Our data set contains variables corresponding to the values of property damage and crop damage caused by the storm.
head(select(raw, propdmg, propdmgexp, cropdmg, cropdmgexp), 5)
## Source: local data frame [5 x 4]
##
## propdmg propdmgexp cropdmg cropdmgexp
## (dbl) (fctr) (dbl) (fctr)
## 1 25.0 K 0 NA
## 2 2.5 K 0 NA
## 3 25.0 K 0 NA
## 4 2.5 K 0 NA
## 5 2.5 K 0 NA
The propdmg and cropdmg variables give the base number for the value of property and crop damage, respectively, while propdmgexp and cropdmgexp give the respective exponents. They can be “K” for thousands (dollars), “M” for millions and “B” for billions. In very few cases, these variables can take a few other values but we ignore them since they occur in such small numbers, and the base number in a lot of those cases is zero anyway.
table(filter(raw, cropdmg != 0)$cropdmgexp)
##
## ? 0 2 B k K m M
## 0 12 0 7 21 20137 1 1918
So we mutate the data frame to add two new variables for the value of the damages so we can convert the base numbers and exponents into real dollar values. Then we can add the two values up and aggregate the total value of the damages for each event type.
raw <- mutate(raw, proptotal =
ifelse(is.na(propdmgexp), 0, propdmg *
ifelse(propdmgexp == "K", 1000,
ifelse(propdmgexp == "M", 1000000,
ifelse(propdmgexp == "B", 1000000000, 0)))))
raw <- mutate(raw, croptotal =
ifelse(is.na(cropdmgexp), 0, cropdmg *
ifelse(cropdmgexp == "K", 1000,
ifelse(cropdmgexp == "M", 1000000,
ifelse(cropdmgexp == "B", 1000000000, 0)))))
damages <- summarise(group_by(raw, evtype), totaldamage = sum(proptotal) + sum(croptotal))

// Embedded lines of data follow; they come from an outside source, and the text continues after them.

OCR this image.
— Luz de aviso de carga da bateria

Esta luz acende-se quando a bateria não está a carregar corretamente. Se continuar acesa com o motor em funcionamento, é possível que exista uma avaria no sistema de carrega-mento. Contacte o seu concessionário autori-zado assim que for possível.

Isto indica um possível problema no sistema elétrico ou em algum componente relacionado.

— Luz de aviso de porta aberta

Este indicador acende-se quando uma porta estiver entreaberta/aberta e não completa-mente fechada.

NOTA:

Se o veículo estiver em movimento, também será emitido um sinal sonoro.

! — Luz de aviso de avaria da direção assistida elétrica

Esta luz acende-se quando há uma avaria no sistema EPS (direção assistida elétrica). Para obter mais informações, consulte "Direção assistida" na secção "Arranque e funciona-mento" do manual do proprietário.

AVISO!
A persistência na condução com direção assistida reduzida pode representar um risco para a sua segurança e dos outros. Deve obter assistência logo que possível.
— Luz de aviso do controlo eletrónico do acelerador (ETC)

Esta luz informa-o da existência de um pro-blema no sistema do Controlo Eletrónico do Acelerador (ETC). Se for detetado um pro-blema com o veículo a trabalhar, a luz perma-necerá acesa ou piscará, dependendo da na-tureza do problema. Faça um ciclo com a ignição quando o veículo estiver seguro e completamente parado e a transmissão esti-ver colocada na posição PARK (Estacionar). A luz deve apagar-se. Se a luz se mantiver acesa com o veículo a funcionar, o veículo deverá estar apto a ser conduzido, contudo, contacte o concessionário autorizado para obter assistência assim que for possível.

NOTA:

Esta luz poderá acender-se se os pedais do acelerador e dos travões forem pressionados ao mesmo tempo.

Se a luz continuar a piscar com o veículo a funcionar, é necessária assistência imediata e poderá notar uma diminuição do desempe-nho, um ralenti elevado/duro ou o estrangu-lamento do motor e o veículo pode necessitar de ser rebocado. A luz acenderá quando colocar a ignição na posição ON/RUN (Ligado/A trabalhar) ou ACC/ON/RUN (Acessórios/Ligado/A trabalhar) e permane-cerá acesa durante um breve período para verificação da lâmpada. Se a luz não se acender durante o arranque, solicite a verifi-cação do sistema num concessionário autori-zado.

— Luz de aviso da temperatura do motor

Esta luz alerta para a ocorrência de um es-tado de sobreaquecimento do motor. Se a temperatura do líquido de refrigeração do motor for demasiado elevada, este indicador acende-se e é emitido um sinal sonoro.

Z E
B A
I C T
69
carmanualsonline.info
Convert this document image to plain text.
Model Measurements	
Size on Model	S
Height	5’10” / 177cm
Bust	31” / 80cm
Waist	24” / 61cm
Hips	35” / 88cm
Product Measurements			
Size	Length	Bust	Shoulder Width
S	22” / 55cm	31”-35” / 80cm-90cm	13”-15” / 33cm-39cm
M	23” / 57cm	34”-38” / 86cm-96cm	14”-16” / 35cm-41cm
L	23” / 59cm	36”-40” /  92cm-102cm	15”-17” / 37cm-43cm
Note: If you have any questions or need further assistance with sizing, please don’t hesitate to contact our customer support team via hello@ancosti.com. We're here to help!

damages <- arrange(damages, desc(totaldamage))
damages[1:15, ]
## Source: local data frame [15 x 2]
##
## evtype totaldamage
## (fctr) (dbl)
## 1 FLOOD 150319678250
## 2 HURRICANE/TYPHOON 71913712800
## 3 TORNADO 57340613590
## 4 STORM SURGE 43323541000
## 5 HAIL 18752904170
## 6 FLASH FLOOD 17562128610
## 7 DROUGHT 15018672000
## 8 HURRICANE 14610229010
## 9 RIVER FLOOD 10148404500
## 10 ICE STORM 8967041310
## 11 TROPICAL STORM 8382236550
## 12 WINTER STORM 6715441250
## 13 HIGH WIND 5908617560
## 14 WILDFIRE 5060586800
## 15 TSTM WIND 5038935790
To get a better view of the economic consequences of the costliest weather events and how they compare to one another we can build a bar plot of the total damage from the storms.
damagesplot <- ggplot(arrange(damages, desc(totaldamage))[1:15,],
aes(x=reorder(evtype, desc(totaldamage)), y=totaldamage/1000000000))
damagesplot + geom_bar(stat = "identity", fill = "forestgreen") +
labs(title = "Total property and crops damage, by event") +
labs(x = "event type", y = "total value (in billions $)") +
theme(axis.text.x = element_text(angle = 35, hjust = 1))
As we can see, floods are the costliest of all, repsonsible for about $150 billion in damages, from the data collected in our data set. Hurricanes, tornadoes and storm surges follow next with around $40 - $70 billion in damages.
In this brief report, we have looked at wchich types of severe weather events have the greatest economic consequences and the biggest impact on human health. We have based our analysis on a data set of select severe weather event records from 1951 to 2012.